Investors looking for some relief to the tightening bias that has taken hold on European pricing found a bit of comfort in the slight widening seen on secondary spreads seen last week, as market sources reported that bids on triple-A paper trading as much as three basis points wider. On the primary front, triple-A RMBS spreads shifted outside January levels by up to two basis points.
Market analysts attribute the recent movement to corporate bond market spread volatility mixed with a growing issuance calendar - over 10 billion (US$13 billion) is actively marketing in the primary market. Year-over-year volume for 2005 is at 70.7 million ($91.3 million) and, for the first time this year, on par with levels recorded last year.
Deals coming to market have generally priced at the wider end of talk, with a three to four basis point concession to similar triple-A trades printed before the General Motors earnings restatement. "Rumors abound of capital structure downsizing in order to clear even at these wider levels," said analysts at Deutsche Bank Securities. "With a thick deal pipeline ahead, it now looks pretty clear to us that the pricing tights seen among most (if not all) new issues pre-GM are unlikely to be revisited in the near future."

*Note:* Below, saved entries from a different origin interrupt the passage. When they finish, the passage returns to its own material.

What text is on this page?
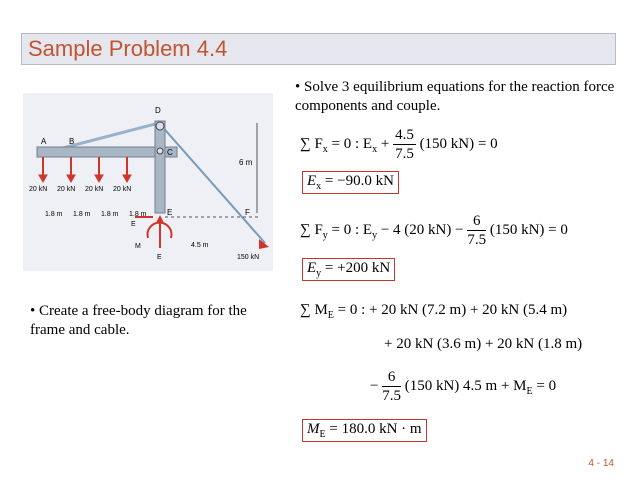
Sample Problem 4.4
A	B
C
D
E	F
20 kN 20 kN 20 kN 20 kN
1.8 m 1.8 m 1.8 m 1.8 m
6 m
4.5 m
150 kN
E
M
E
• Solve 3 equilibrium equations for the reaction force components and couple.
∑ $F_x = 0$ : $E_x + \frac{4.5}{7.5} (150$ kN) = 0
$E_x = -90.0$ kN
∑ $F_y = 0$ : $E_y - 4$ (20 $kN) - \frac{6}{7.5} (150$ kN) = 0
$E_y = +200$ kN
• Create a free-body diagram for the frame and cable.
∑ $M_E = 0$ : + 20 kN (7.2 m) + 20 kN (5.4 m)
+ 20 kN (3.6 m) + 20 kN (1.8 m)
− $\frac{6}{7.5} (150$ kN) 4.5 $m + M_E = 0$
$M_E = 180.0$ kN · m
4 - 14
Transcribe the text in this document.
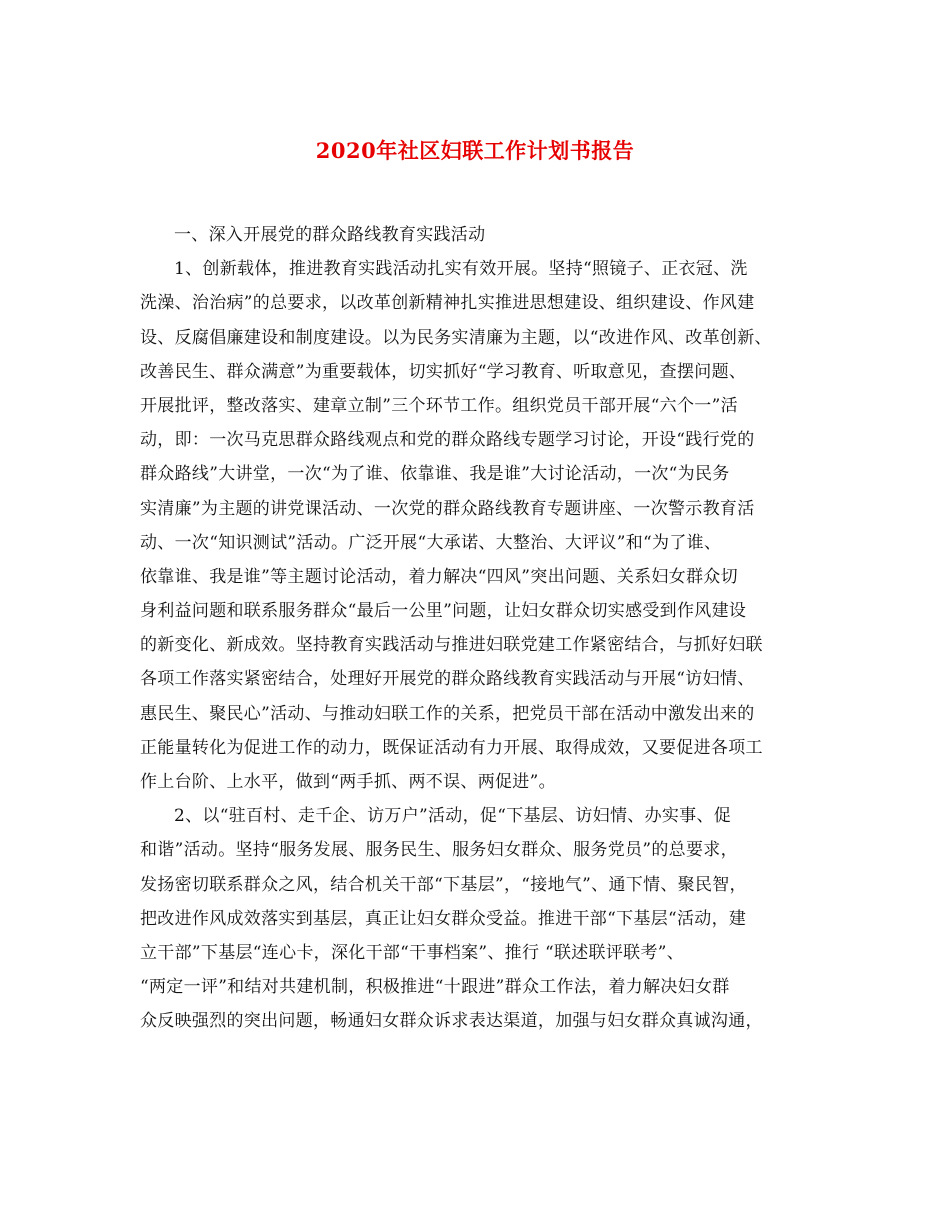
2020年社区妇联工作计划书报告
一、深入开展党的群众路线教育实践活动
1、创新载体，推进教育实践活动扎实有效开展。坚持“照镜子、正衣冠、洗
洗澡、治治病”的总要求，以改革创新精神扎实推进思想建设、组织建设、作风建
设、反腐倡廉建设和制度建设。以为民务实清廉为主题，以“改进作风、改革创新、
改善民生、群众满意”为重要载体，切实抓好“学习教育、听取意见，查摆问题、
开展批评，整改落实、建章立制”三个环节工作。组织党员干部开展“六个一”活
动，即：一次马克思群众路线观点和党的群众路线专题学习讨论，开设“践行党的
群众路线”大讲堂，一次“为了谁、依靠谁、我是谁”大讨论活动，一次“为民务
实清廉”为主题的讲党课活动、一次党的群众路线教育专题讲座、一次警示教育活
动、一次“知识测试”活动。广泛开展“大承诺、大整治、大评议”和“为了谁、
依靠谁、我是谁”等主题讨论活动，着力解决“四风”突出问题、关系妇女群众切
身利益问题和联系服务群众“最后一公里”问题，让妇女群众切实感受到作风建设
的新变化、新成效。坚持教育实践活动与推进妇联党建工作紧密结合，与抓好妇联
各项工作落实紧密结合，处理好开展党的群众路线教育实践活动与开展“访妇情、
惠民生、聚民心”活动、与推动妇联工作的关系，把党员干部在活动中激发出来的
正能量转化为促进工作的动力，既保证活动有力开展、取得成效，又要促进各项工
作上台阶、上水平，做到“两手抓、两不误、两促进”。
2、以“驻百村、走千企、访万户”活动，促“下基层、访妇情、办实事、促
和谐”活动。坚持“服务发展、服务民生、服务妇女群众、服务党员”的总要求，
发扬密切联系群众之风，结合机关干部“下基层”，“接地气”、通下情、聚民智，
把改进作风成效落实到基层，真正让妇女群众受益。推进干部“下基层“活动，建
立干部”下基层“连心卡，深化干部“干事档案”、推行 “联述联评联考”、
“两定一评”和结对共建机制，积极推进“十跟进”群众工作法，着力解决妇女群
众反映强烈的突出问题，畅通妇女群众诉求表达渠道，加强与妇女群众真诚沟通，
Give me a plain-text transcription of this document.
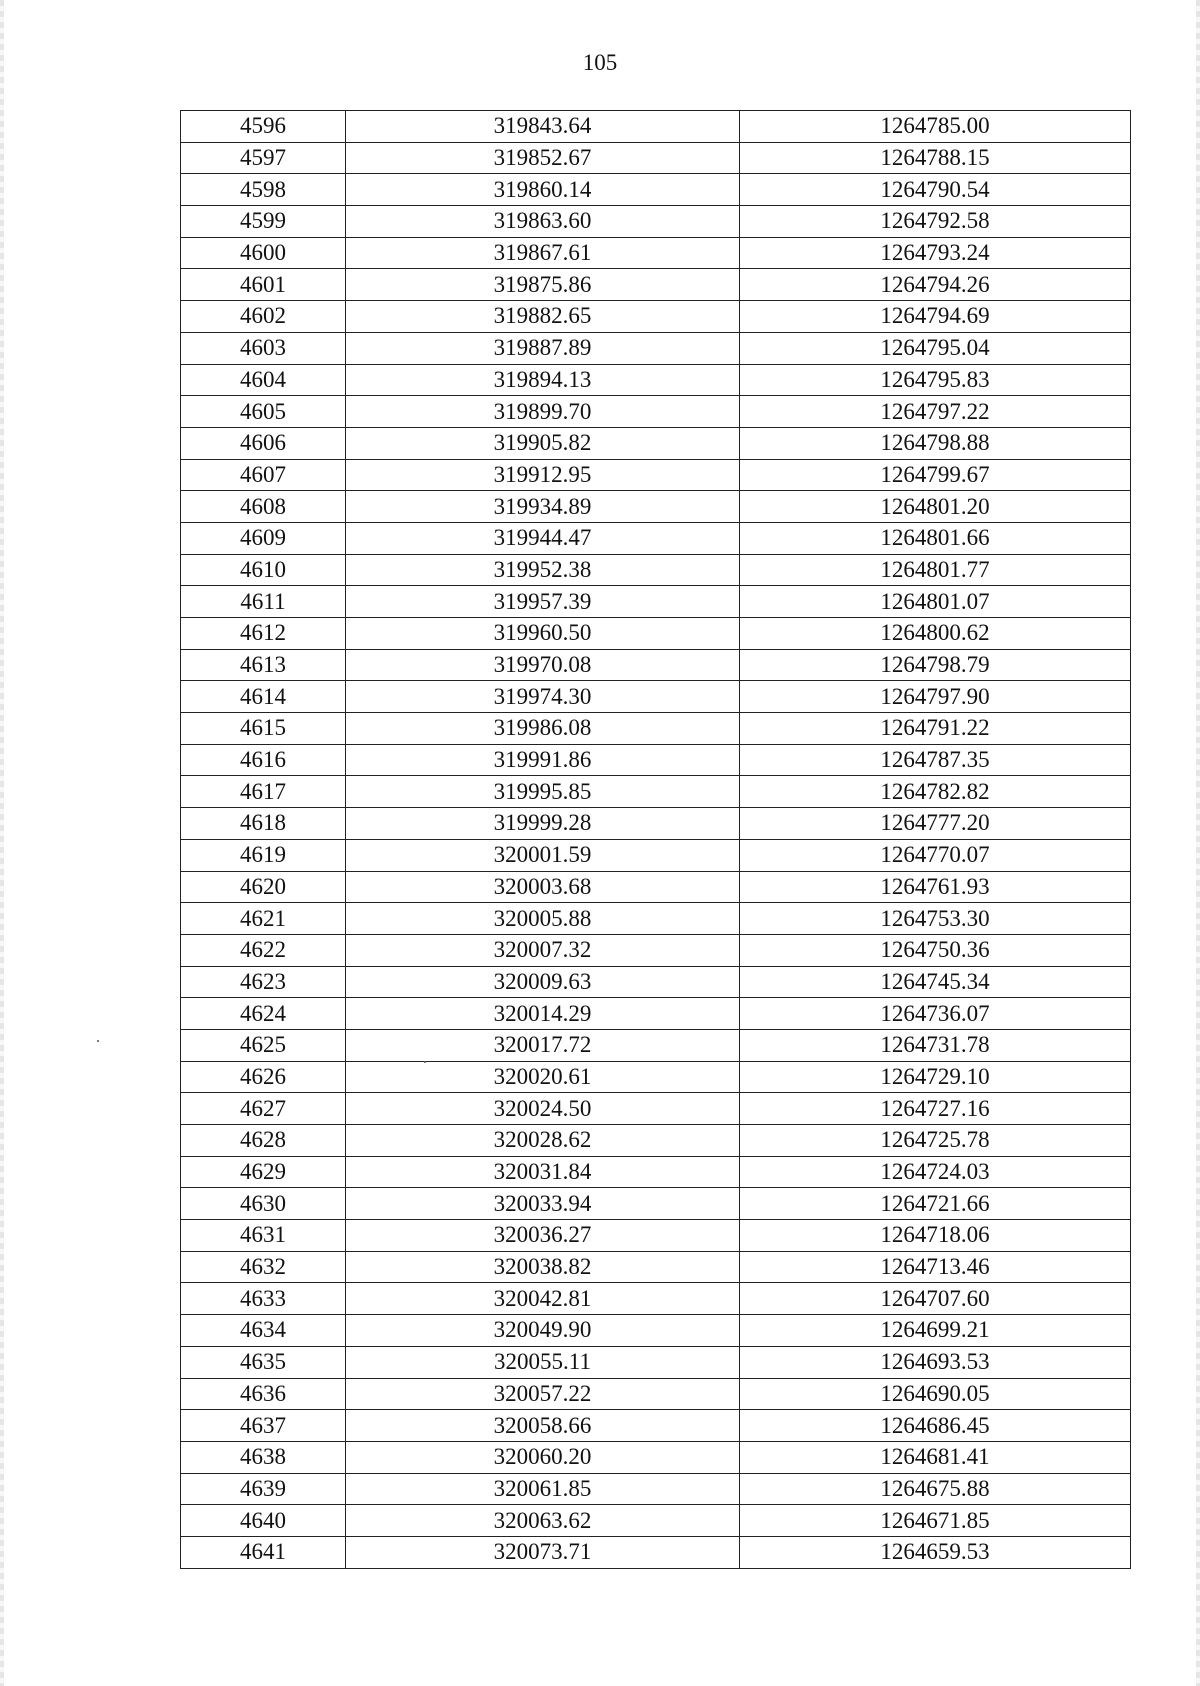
105
4596	319843.64	1264785.00
4597	319852.67	1264788.15
4598	319860.14	1264790.54
4599	319863.60	1264792.58
4600	319867.61	1264793.24
4601	319875.86	1264794.26
4602	319882.65	1264794.69
4603	319887.89	1264795.04
4604	319894.13	1264795.83
4605	319899.70	1264797.22
4606	319905.82	1264798.88
4607	319912.95	1264799.67
4608	319934.89	1264801.20
4609	319944.47	1264801.66
4610	319952.38	1264801.77
4611	319957.39	1264801.07
4612	319960.50	1264800.62
4613	319970.08	1264798.79
4614	319974.30	1264797.90
4615	319986.08	1264791.22
4616	319991.86	1264787.35
4617	319995.85	1264782.82
4618	319999.28	1264777.20
4619	320001.59	1264770.07
4620	320003.68	1264761.93
4621	320005.88	1264753.30
4622	320007.32	1264750.36
4623	320009.63	1264745.34
4624	320014.29	1264736.07
4625	320017.72	1264731.78
4626	320020.61	1264729.10
4627	320024.50	1264727.16
4628	320028.62	1264725.78
4629	320031.84	1264724.03
4630	320033.94	1264721.66
4631	320036.27	1264718.06
4632	320038.82	1264713.46
4633	320042.81	1264707.60
4634	320049.90	1264699.21
4635	320055.11	1264693.53
4636	320057.22	1264690.05
4637	320058.66	1264686.45
4638	320060.20	1264681.41
4639	320061.85	1264675.88
4640	320063.62	1264671.85
4641	320073.71	1264659.53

Last week the 1.6 billion Spanish RMBS issue, dubbed Bancaja 8 F.T.A., struggled to price its triple-A notes at the initial guidance levels and consequently saw the notes revised out during marketing. The triple-A piece was talked in the 10 basis point area over three-month Euribor and priced at 11 over. The single-A class was talked in the the low-to-mid 20 basis point area and priced at 23 basis points over. The lower rated tranches came in at the tighter end of price talk, with the triple-B piece pricing at 45 basis points over and the double-Bs pricing at 175 basis point over Euribor.
But even at the wider levels, trades are still not at historical pricing levels. At the subordinated levels pricing on RMBS deals remain at tight levels and triple-A CDOs continue to price at historical tights. "While we are pleased to see some spread returning to the market, we do not believe that this signals a return to their historical trading ranges," reported analysts at ABN AMRO. "The overriding liquidity driving spread compression has not disappeared, and, as such, nor has the broader pressure on spreads.
"Without any disappearance of the broader bid...we expect the market's bellwether spread of five-year triple-A RMBS to be capable of slipping to 12 but no further. Of course, this already appears to be a big if given the latest reports from our trading desk suggest that levels are already again starting to firm. So while the triple-A market might have moved, investors who blinked may have missed the chance for some additional spread."
Last week underwriters began marketing the 370 million Spanish RMBS Ayt Hipotecario III for Caja Granada and CrediFMO and priced the deal within guidance levels issued earlier last week. Guidance for the triple-A and triple-B notes was set at 13 and 60 to 70 basis points respectively, over Euribor, pricing at 13 and 65 basis points over. Although compared to the Bancaja 8 deal, the notes paid a premium at the triple-A and triple-B levels for a 0.5- and 1.3-year shorter weighted average life paper. Analysts at Dresdner Kleinwort Wasserstein said it was likely due to the relatively small size and probable lack of liquidity paired with the rating singular rating received only from Moody's Investors Service.
This week Northern Rock is expected to come to market with another transaction from its Granite master trust - its last deal issued in January totaled GBP4.5 billion ($8.5 billion) - adding more weight to the bulging supply pipeline. "Usually, we have seen large slugs of new-issue supply help the market find its feet, and spreads moved tighter. With most dealers long inventory already, we expect that this large amount of supply will pressure spreads wider," said analysts at the Royal Bank of Scotland.